Tracks 17 and 18 are given over to “Heracleitus”, the Warlock song of 1917 (based on the poem by W. J. Cory) that gives the disc its title, followed by the very brief “Sweet Content” of 1919 (which is based on the poem by Thomas Dekker). The booklet makes the point that Warlock is known to have arranged a number of his songs for voice and string quartet, with the quartet parts closely following the piano versions. Most of these arrangements have been tracked down but three, including those of the present two songs, remained elusive so reconstructions were made by John Mitchell (who provides the relevant notes) “safe in the knowledge the songs in this format would have met with the composer’s approval”. In this format the recordings can justly claim to be world premieres although “Heracleitus” has appeared on disc before (on a Dunelm/Diversions CD performed by Paul Martyn-West accompanied by Nigel Foster that was appreciatively reviewed by Em Marshall for MWI and “Sweet Content” appeared on a very well-received Helios disc performed by John Mark-Ainsley accompanied by Roger Vignoles. “Heracleitus” is a rather downbeat song and Daniels captures its essence well with, to my ear, a rather more appropriate voice than that of Martyn-West. On the other hand Daniels’ brisk performance of “Sweet Content” gives rise to slight articulation problems in the cluttered Elizabethan “hey nonny-nonnys” and I prefer Mark-Ainsley’s slower account.

Back to Butterworth for tracks 19 and 20. “Fill a glass with golden wine” and “On the way to Kew” (both based on poems by W. E. Henley) here have string quartet accompaniment. These are lovely performances and, again, I feel that Daniels’ voice is to be preferred to that of Mark Stone (who only has piano accompaniment).

Little remains of Gurney’s prolific output of chamber music. After the violin sonata of 1918/19 he composed a rhapsodic string quartet in A (unpublished) which has not yet been recorded (although a YouTube video of a public performance of it may be available). He wrote a ‘cello sonata soon afterwards’, probably in 1921. Then, in a two year burst of intense creativity, prior to his incarceration in 1926, he is known to have written a further twenty or so string quartets and other chamber works. Following Gurney’s death in 1937 Gerald Finzi made a quick survey of all the manuscripts and, on the head of the page on which they were catalogued, he noted: “Everything on this page is useless”. Sadly, most, if not all, of these works are now missing, presumed destroyed, with the exception of a quartet in D Minor from 1924, for which copies of the parts have survived, albeit heavily annotated by Gurney. The full quartet is, apparently, now under reconstruction by Philip Lancaster and Track 21 provides us with an advance glimpse of the work in the form of this Adagio movement, a touchingly beautiful, uneasy and intense piece, here given a lovely and poignant world premiere performance.

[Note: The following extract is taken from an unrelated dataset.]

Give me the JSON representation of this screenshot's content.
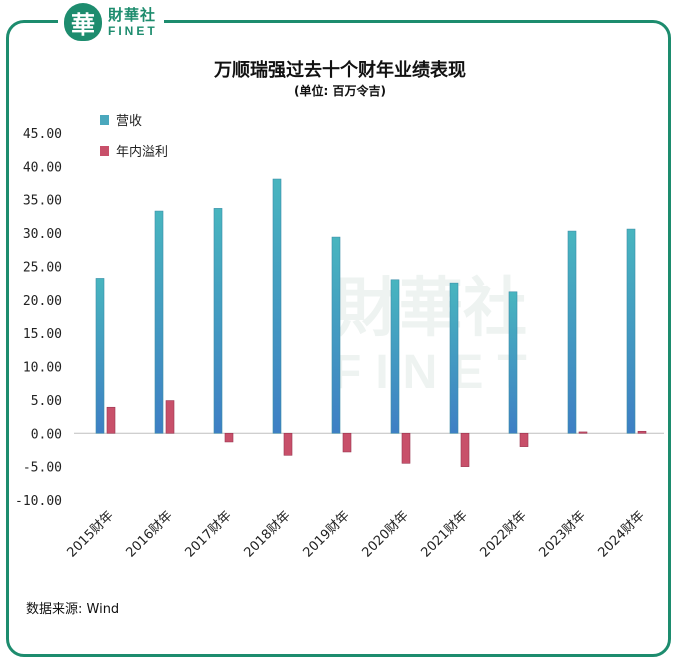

As Lancaster’s note says, “This movement……makes one wonder at what we have lost.”

The final three tracks on the disc are devoted to three songs by Gurney with piano accompaniment: “The Cloths of Heaven”, “Severn Meadows” and “By a Bierside”. Paul Agnew’s fine performances of these songs on Hyperion constitute the principal rival versions but, by and large, Daniels matches Agnew’s sensitivity and the performances on the present disc are very acceptable.

The recording is generally fine and well-balanced. At high volumes I was a little concerned that the acoustic around Daniels’ voice was slightly constricted (less open than one or two of the Hyperion recordings, for example) and that the voice had a slightly hard edge. At normal listening volume this was, however, not really a problem.

The booklet is a highly informative, multi-author collaborative affair and provides useful texts of all the songs.